Out at the Top

Apple’s boss has left the closet, but being gay at work is still a struggle.

WHEN American politicians, television presenters and even clergy come out of the closet these days, it barely makes the headlines. But the corporate world is different: until Apple’s boss, Tim Cook, said on October 30th that he is gay, there had never been an openly homosexual CEO of a Fortune 500 company.

The crossing of this symbolic threshold demonstrates both how much conditions have improved for gay executives and how far boardrooms lag the rest of society. Optimists see Mr Cook as the tip of an iceberg: since the average CEO is over 50 years old, others who are gay have already spent decades in the closet and are unlikely to come out now.

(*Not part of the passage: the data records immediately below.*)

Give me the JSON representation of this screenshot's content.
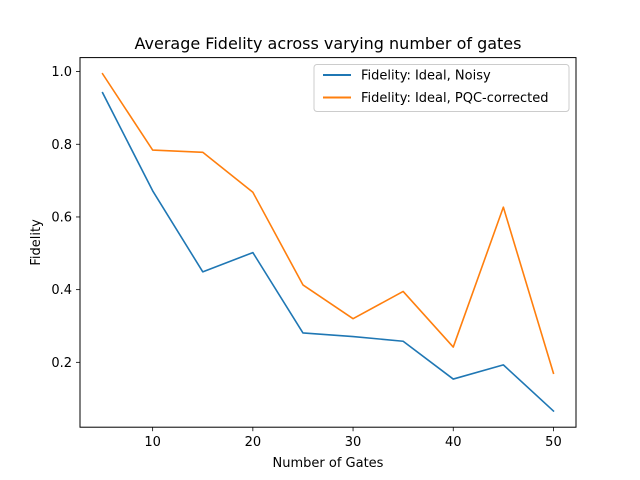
{
  "chart_data": {
    "type": "line",
    "title": "Average Fidelity across varying number of gates",
    "xlabel": "Number of Gates",
    "ylabel": "Fidelity",
    "x": [
      5,
      10,
      15,
      20,
      25,
      30,
      35,
      40,
      45,
      50
    ],
    "xlim": [
      2.75,
      52.25
    ],
    "ylim": [
      0.0215,
      1.0385
    ],
    "xticks": [
      10,
      20,
      30,
      40,
      50
    ],
    "yticks": [
      0.2,
      0.4,
      0.6,
      0.8,
      1.0
    ],
    "xtick_labels": [
      "10",
      "20",
      "30",
      "40",
      "50"
    ],
    "ytick_labels": [
      "0.2",
      "0.4",
      "0.6",
      "0.8",
      "1.0"
    ],
    "grid": false,
    "legend_position": "upper right",
    "series": [
      {
        "name": "Fidelity: Ideal, Noisy",
        "color": "#1f77b4",
        "values": [
          0.942,
          0.672,
          0.449,
          0.502,
          0.281,
          0.271,
          0.258,
          0.154,
          0.193,
          0.066
        ]
      },
      {
        "name": "Fidelity: Ideal, PQC-corrected",
        "color": "#ff7f0e",
        "values": [
          0.994,
          0.784,
          0.778,
          0.668,
          0.413,
          0.32,
          0.395,
          0.242,
          0.627,
          0.17
        ]
      }
    ]
  }
}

Their successors, coming from a generation that has found it ever easier to be “out” at work, will be more visible.

Employers used to avoid hiring gay people for fear of alienating prejudiced customers—John Browne, who ran BP until he was outed in 2007, says Walmart, based in conservative Arkansas, withdrew an invitation to join its board in deference to the “religious right”. Such concerns now look unfounded: recent campaigns to boycott Starbucks and Target shops over gay-friendly policies had little impact. The number of big American firms scoring a maximum 100 on the Human Rights Campaign’s Corporate Equality Index—which requires a “public commitment” to gay rights—has risen to 304, from just 13 in 2002.